In any case, expectations for COP26 are high but the current politics involve multiple tensions. More countries are signing up to net-zero but coordinated and urgent action is thin on the ground and a lot of the current “net” in net-zero seems like future promises predicated on technologies or policy formats that have little or no impact now and may come to nothing in the future. Countries are struggling to come to terms with the pervasiveness of change now required – transition from fossil fuel energy systems is a major first step that still needs to be taken in most countries. At the moment on a global basis we are increasing renewable energy capacity but not significantly reducing fossil fuel use. And beyond changing what powers a plug socket or propels our transportation there are numerous other changes that will affect all aspects of life. In this sense the COP process needs to start thinking about how to communicate the need for profound social and behavioural change, rather than conveying the impression (especially to the wealthy world) that things can carry on much as they are so long as we invest in new technology and switch to a more circular economy.

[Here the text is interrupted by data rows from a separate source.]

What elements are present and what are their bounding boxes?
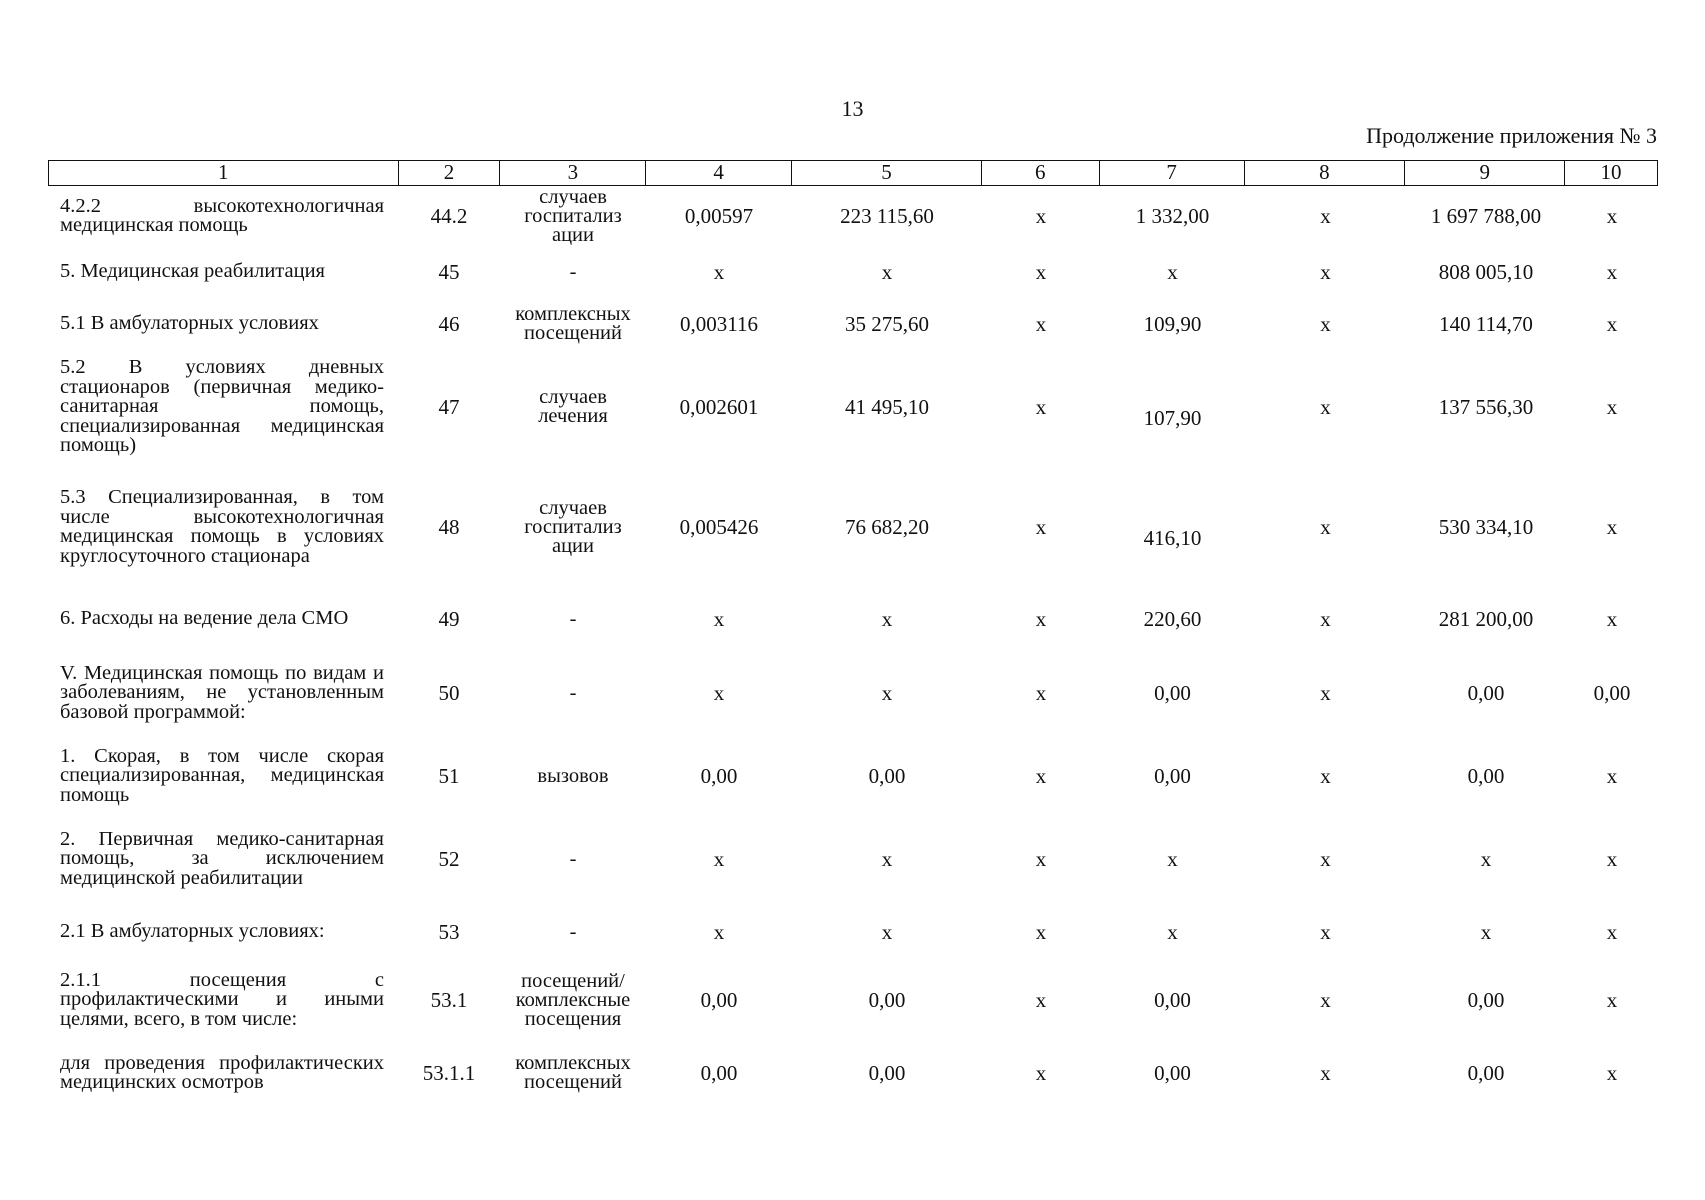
row-col8: х: [1320, 312, 1331, 336]
column-header-4: 4: [646, 161, 792, 185]
row-col7: х: [1167, 847, 1178, 871]
column-header-7: 7: [1100, 161, 1245, 185]
row-col10: х: [1606, 920, 1618, 944]
row-col5: х: [881, 607, 893, 631]
row-col6: х: [1035, 204, 1047, 228]
row-col4: 0,002601: [679, 395, 759, 419]
row-col9: 530 334,10: [1438, 515, 1534, 539]
row-col9: 0,00: [1467, 764, 1505, 788]
row-col10: х: [1606, 395, 1618, 419]
column-header-9: 9: [1405, 161, 1565, 185]
row-unit: комплексных посещений: [515, 303, 631, 344]
row-col8: х: [1320, 395, 1331, 419]
row-col8: х: [1320, 681, 1331, 705]
row-name: для проведения профилактических медицинских осмотров: [60, 1051, 384, 1093]
row-name: 1. Скорая, в том числе скорая специализированная, медицинская помощь: [60, 744, 384, 806]
row-unit: случаев госпитализ ации: [524, 185, 622, 246]
row-col4: 0,00: [700, 1061, 738, 1085]
row-col7: 416,10: [1143, 526, 1202, 550]
row-unit: посещений/ комплексные посещения: [515, 969, 631, 1030]
row-col5: 0,00: [868, 764, 906, 788]
row-code: 50: [438, 681, 460, 705]
row-unit: -: [569, 847, 577, 870]
table-row: [48, 246, 1658, 298]
row-col8: х: [1320, 515, 1331, 539]
row-name: 2.1.1 посещения с профилактическими и иными целями, всего, в том числе:: [60, 968, 384, 1030]
row-code: 47: [438, 395, 460, 419]
row-col5: 35 275,60: [845, 312, 929, 336]
appendix-note: Продолжение приложения № 3: [1366, 123, 1657, 148]
row-name: V. Медицинская помощь по видам и заболеваниям, не установленным базовой программой:: [60, 661, 384, 723]
table-row: [48, 350, 1658, 464]
row-col7: х: [1167, 260, 1178, 284]
row-col10: х: [1606, 260, 1618, 284]
row-name: 5. Медицинская реабилитация: [60, 260, 325, 283]
row-col8: х: [1320, 607, 1331, 631]
row-unit: комплексных посещений: [515, 1052, 631, 1093]
row-code: 49: [438, 607, 460, 631]
row-col8: х: [1320, 988, 1331, 1012]
row-code: 53.1: [430, 988, 468, 1012]
row-col7: 0,00: [1154, 681, 1191, 705]
row-col6: х: [1035, 312, 1047, 336]
row-col9: 0,00: [1467, 988, 1505, 1012]
row-col9: 137 556,30: [1438, 395, 1534, 419]
row-col4: 0,005426: [679, 515, 759, 539]
row-unit: -: [569, 607, 577, 630]
row-name: 5.2 В условиях дневных стационаров (первичная медико-санитарная помощь, специализированная медицинская помощь): [60, 356, 384, 457]
row-col5: 0,00: [868, 988, 906, 1012]
row-col5: 0,00: [868, 1061, 906, 1085]
table-row: [48, 298, 1658, 350]
column-header-6: 6: [982, 161, 1100, 185]
row-col10: х: [1606, 847, 1618, 871]
row-col6: х: [1035, 988, 1047, 1012]
row-unit: -: [569, 260, 577, 283]
table-row: [48, 186, 1658, 246]
page-number: 13: [841, 96, 864, 121]
row-unit: -: [569, 920, 577, 943]
table-body: [48, 186, 1658, 1106]
row-col6: х: [1035, 395, 1047, 419]
row-col10: х: [1606, 515, 1618, 539]
row-col4: 0,00597: [684, 204, 754, 228]
column-header-3: 3: [500, 161, 646, 185]
row-name: 5.3 Специализированная, в том числе высокотехнологичная медицинская помощь в условиях круглосуточного стационара: [60, 486, 384, 567]
row-col7: 0,00: [1154, 1061, 1191, 1085]
table-row: [48, 590, 1658, 648]
row-col6: х: [1035, 607, 1047, 631]
row-col4: х: [713, 607, 725, 631]
row-code: 46: [438, 312, 460, 336]
row-col6: х: [1035, 515, 1047, 539]
row-code: 45: [438, 260, 460, 284]
row-col4: х: [713, 681, 725, 705]
row-col10: х: [1606, 204, 1618, 228]
row-name: 2.1 В амбулаторных условиях:: [60, 920, 325, 943]
row-col8: х: [1320, 764, 1331, 788]
row-col6: х: [1035, 920, 1047, 944]
row-col7: 0,00: [1154, 764, 1191, 788]
row-col8: х: [1320, 920, 1331, 944]
row-col9: 0,00: [1467, 681, 1505, 705]
row-col10: х: [1606, 1061, 1618, 1085]
table-row: [48, 904, 1658, 960]
row-name: 4.2.2 высокотехнологичная медицинская помощь: [60, 194, 384, 236]
row-col5: х: [881, 847, 893, 871]
table-row: [48, 464, 1658, 590]
row-col7: 0,00: [1154, 988, 1191, 1012]
row-col7: 1 332,00: [1135, 204, 1210, 228]
row-col5: 41 495,10: [845, 395, 929, 419]
row-col5: х: [881, 920, 893, 944]
row-col5: 223 115,60: [840, 204, 934, 228]
row-col9: 281 200,00: [1438, 607, 1534, 631]
row-col6: х: [1035, 1061, 1047, 1085]
row-col5: х: [881, 681, 893, 705]
row-col10: 0,00: [1593, 681, 1631, 705]
row-col5: х: [881, 260, 893, 284]
row-col6: х: [1035, 764, 1047, 788]
row-col8: х: [1320, 847, 1331, 871]
row-code: 51: [438, 764, 460, 788]
table-row: [48, 738, 1658, 814]
row-code: 53: [438, 920, 460, 944]
row-unit: вызовов: [537, 764, 609, 787]
row-col9: х: [1480, 920, 1492, 944]
row-col6: х: [1035, 681, 1047, 705]
row-name: 5.1 В амбулаторных условиях: [60, 312, 319, 335]
row-col7: 220,60: [1143, 607, 1202, 631]
row-unit: -: [569, 681, 577, 704]
row-col9: 808 005,10: [1438, 260, 1534, 284]
row-col9: 0,00: [1467, 1061, 1505, 1085]
table-row: [48, 960, 1658, 1040]
row-col4: х: [713, 847, 725, 871]
table-row: [48, 648, 1658, 738]
row-code: 52: [438, 847, 460, 871]
row-col8: х: [1320, 1061, 1331, 1085]
row-unit: случаев лечения: [538, 386, 608, 427]
column-header-2: 2: [399, 161, 501, 185]
row-col9: 1 697 788,00: [1430, 204, 1542, 228]
row-name: 6. Расходы на ведение дела СМО: [60, 607, 349, 630]
row-col9: х: [1480, 847, 1492, 871]
row-unit: случаев госпитализ ации: [524, 496, 622, 557]
row-col10: х: [1606, 607, 1618, 631]
column-header-10: 10: [1600, 160, 1622, 184]
row-col4: х: [713, 260, 725, 284]
row-col5: 76 682,20: [845, 515, 929, 539]
row-col4: 0,00: [700, 988, 738, 1012]
row-col7: 109,90: [1143, 312, 1202, 336]
column-header-8: 8: [1245, 161, 1406, 185]
row-col9: 140 114,70: [1439, 312, 1533, 336]
row-col10: х: [1606, 312, 1618, 336]
row-name: 2. Первичная медико-санитарная помощь, за исключением медицинской реабилитации: [60, 827, 384, 889]
column-header-5: 5: [792, 161, 982, 185]
row-code: 44.2: [430, 204, 468, 228]
row-col8: х: [1320, 204, 1331, 228]
column-header-1: 1: [49, 161, 399, 185]
row-col6: х: [1035, 260, 1047, 284]
table-header-row: [48, 160, 1658, 186]
row-col10: х: [1606, 988, 1618, 1012]
row-code: 53.1.1: [422, 1061, 476, 1085]
row-col7: 107,90: [1143, 406, 1202, 430]
row-col6: х: [1035, 847, 1047, 871]
row-col4: х: [713, 920, 725, 944]
table-row: [48, 814, 1658, 904]
row-col10: х: [1606, 764, 1618, 788]
row-col8: х: [1320, 260, 1331, 284]
table-row: [48, 1040, 1658, 1106]
row-col4: 0,003116: [680, 312, 758, 336]
row-col4: 0,00: [700, 764, 738, 788]
row-code: 48: [438, 515, 460, 539]
row-col7: х: [1167, 920, 1178, 944]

In the meantime achieving the agreed annual $100 billion of financing to support poorer nations is proving problematic. The UK may have one of the better track records in recent years for reducing emissions on a “production-based accounting” measure and it may also be one of the first to publish a set of more targeted policy areas to meet its legislated net-zero target, but behind this lies incoherence and lack of adequate follow-through or feasible policy. Similar problems can be identified in almost every country’s commitments and planning – whatever stage they are currently at in terms of legislation, financing and development. It is easy to pick out China and India for their coal dependency, or Russia and Brazil, and without changes in these the 1.50C target seems doomed, but one can identify different tensions within the EU the US and elsewhere, all working to fragment and delay what needs to be a focused, concerted and coordinated effort.
Clearly, we need practical solutions not just criticism, but we also need clarity regarding what must be done and what we can begin to do now. As any critical realist will aver, societies are not merely free floating sets of conventions in the social construction sense. They are structured sets of relations which we produce and reproduce and which enable and constrain. Changing society is not easy even though its existence depends on us. But societies can be changed and this is something we have the power to do if choose to organise to do it. Our survival and many other species may depend on us choosing wisely. The alternative seems to be a gamble that politicians, economists and technology will save us – and the evidence seems to be against that unless more pressure is exerted from below.